A lorry load of 3000 Koala skins obtained, by a party of men in the Clermont district ( Queensland ) in thirty days.

Map showing (left) approximate general former distribution of the Koala, and (right) present distribution.
THE KOALA DISAPPEARS! (1936, September 13). The Sun (Sydney, NSW : 1910 - 1954), p. 4. Retrieved from http://nla.gov.au/nla.news-article230016599

Decades on:

Koalas have been proclaimed "rare fauna" under the New South Wales Fauna Protection Act.
Announcing this, the Chief Secretary, Mr. Clive Evatt said:
This course appears to be the only way to protect the koala from extinction. The koala population in New South Wales has fallen to 5000. Yet in 1924, 2,000,000 koala skins were exported from the eastern States."

The declaration of animals or birds as "rare fauna" provides, in addition to the usual penalty of a fine not exceeding £50 for taking or killing a protected bird or animal, a term of imprisonment not exceeding six months.

"Take or kill" as defined in the Act includes hunting, shooting, killing, poisoning, netting, soaring, pursuing, disturbing, or injuring, Mr. Evatt explained.
PROTECT KOALA FROM EXTINCTION (1950, November 8). Morning Bulletin (Rockhampton, Qld. : 1878 - 1954), p. 10. Retrieved fromhttp://nla.gov.au/nla.news-article57082199

One of Australia's greatest attractions to overseas tourists is the koala.
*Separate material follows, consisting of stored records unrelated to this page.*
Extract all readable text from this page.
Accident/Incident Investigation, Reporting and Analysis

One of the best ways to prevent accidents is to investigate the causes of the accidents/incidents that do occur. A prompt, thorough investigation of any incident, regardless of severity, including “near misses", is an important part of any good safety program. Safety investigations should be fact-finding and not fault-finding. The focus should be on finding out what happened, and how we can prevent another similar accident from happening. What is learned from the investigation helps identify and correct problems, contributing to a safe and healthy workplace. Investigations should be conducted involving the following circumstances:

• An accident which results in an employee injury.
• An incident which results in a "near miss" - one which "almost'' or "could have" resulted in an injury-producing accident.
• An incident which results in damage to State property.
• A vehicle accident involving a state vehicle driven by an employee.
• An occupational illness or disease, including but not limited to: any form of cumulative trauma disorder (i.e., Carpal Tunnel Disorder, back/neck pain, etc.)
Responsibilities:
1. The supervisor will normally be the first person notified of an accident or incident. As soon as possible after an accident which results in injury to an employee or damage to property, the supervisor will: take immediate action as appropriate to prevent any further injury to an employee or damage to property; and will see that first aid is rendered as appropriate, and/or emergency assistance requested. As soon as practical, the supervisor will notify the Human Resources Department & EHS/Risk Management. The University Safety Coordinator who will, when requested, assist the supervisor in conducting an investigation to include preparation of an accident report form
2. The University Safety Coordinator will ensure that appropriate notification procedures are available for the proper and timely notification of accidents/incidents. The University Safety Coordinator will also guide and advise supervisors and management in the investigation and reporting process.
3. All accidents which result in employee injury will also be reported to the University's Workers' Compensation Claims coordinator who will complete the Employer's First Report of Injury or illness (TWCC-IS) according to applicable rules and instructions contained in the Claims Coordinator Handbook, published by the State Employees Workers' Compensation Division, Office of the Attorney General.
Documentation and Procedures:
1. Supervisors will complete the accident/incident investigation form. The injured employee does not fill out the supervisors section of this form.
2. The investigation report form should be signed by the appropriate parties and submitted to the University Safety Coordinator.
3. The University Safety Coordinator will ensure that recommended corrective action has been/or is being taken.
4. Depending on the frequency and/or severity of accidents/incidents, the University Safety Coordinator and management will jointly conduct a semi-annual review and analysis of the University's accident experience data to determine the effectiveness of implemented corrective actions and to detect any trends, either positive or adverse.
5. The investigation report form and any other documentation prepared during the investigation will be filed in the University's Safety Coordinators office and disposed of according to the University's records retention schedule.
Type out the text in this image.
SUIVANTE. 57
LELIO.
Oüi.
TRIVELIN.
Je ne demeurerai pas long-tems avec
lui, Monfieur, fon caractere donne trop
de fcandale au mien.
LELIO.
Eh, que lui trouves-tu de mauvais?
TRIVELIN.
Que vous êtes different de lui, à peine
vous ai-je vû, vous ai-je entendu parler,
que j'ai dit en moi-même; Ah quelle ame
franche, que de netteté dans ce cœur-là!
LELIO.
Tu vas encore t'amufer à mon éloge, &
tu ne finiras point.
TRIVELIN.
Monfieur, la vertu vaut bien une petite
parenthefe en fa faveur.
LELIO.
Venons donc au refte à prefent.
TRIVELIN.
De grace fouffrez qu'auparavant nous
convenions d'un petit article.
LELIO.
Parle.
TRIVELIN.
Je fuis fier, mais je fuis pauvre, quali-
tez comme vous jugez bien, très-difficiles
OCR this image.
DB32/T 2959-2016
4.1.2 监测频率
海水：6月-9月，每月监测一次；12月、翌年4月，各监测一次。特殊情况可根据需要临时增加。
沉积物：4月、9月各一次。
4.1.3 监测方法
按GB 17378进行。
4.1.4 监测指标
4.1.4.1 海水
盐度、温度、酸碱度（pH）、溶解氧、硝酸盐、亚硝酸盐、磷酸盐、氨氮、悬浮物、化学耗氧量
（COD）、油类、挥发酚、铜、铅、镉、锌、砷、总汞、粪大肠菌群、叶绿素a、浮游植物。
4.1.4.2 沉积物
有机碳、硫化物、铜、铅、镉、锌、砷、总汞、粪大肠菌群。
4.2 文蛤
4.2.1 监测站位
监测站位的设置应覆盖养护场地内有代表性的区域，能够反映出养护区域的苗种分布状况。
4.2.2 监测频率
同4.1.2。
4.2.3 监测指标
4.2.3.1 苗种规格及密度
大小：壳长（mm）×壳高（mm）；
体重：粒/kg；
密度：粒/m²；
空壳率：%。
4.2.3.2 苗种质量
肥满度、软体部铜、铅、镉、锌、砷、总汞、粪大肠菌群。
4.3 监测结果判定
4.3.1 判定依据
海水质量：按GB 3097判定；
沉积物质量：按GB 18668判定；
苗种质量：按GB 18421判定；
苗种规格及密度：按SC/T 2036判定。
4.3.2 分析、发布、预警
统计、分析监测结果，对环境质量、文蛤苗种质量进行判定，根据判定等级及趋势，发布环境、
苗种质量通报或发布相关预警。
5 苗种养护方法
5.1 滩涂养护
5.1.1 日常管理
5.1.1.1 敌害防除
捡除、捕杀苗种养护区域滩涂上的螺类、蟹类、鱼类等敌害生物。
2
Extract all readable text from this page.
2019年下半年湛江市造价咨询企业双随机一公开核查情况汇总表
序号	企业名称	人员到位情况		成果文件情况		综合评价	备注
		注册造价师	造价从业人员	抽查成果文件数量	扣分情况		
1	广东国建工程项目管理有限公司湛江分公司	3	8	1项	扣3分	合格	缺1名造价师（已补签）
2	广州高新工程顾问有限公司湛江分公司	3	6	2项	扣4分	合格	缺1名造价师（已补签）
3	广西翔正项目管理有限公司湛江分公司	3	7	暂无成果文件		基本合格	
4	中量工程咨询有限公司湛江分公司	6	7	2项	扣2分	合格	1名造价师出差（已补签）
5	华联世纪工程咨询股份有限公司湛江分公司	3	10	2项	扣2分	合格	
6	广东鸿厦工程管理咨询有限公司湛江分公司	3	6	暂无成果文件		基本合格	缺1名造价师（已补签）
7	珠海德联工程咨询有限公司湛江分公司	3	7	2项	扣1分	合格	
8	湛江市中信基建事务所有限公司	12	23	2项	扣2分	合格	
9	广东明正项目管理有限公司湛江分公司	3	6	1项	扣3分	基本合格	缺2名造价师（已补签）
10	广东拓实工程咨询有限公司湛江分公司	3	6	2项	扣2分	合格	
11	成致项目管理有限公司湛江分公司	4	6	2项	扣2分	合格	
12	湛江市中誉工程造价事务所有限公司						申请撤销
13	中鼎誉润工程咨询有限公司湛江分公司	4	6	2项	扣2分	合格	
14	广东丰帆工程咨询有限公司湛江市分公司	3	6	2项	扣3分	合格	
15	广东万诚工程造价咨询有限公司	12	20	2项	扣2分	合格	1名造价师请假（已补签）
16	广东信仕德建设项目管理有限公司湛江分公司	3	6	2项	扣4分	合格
These little native hears live in coastal forests from the south eastern corner of South Australia to Cairns in North Queensland. Sure footed climbers, they come down to the ground only to move clumsily from one tree to another for their staple diet, the juicy tips of a dozen species of gum tree. In spring the young koala emerges after five or six months in his mother's pouch; the next few months are spent clinging on to her back. Koala junior is about a year old before he ventures out on his own. Australia's koala population has been ravaged by disease and bushfires and exploited by trappers; in 1924, 2,000,000 koala pelts were exported from the eastern States. Now they are totally protected, and efforts are being made, especially in Victoria, to re-establish the species. 

This young koala was photographed by Dr. Allen Keast at Mona Vale, N.S.W.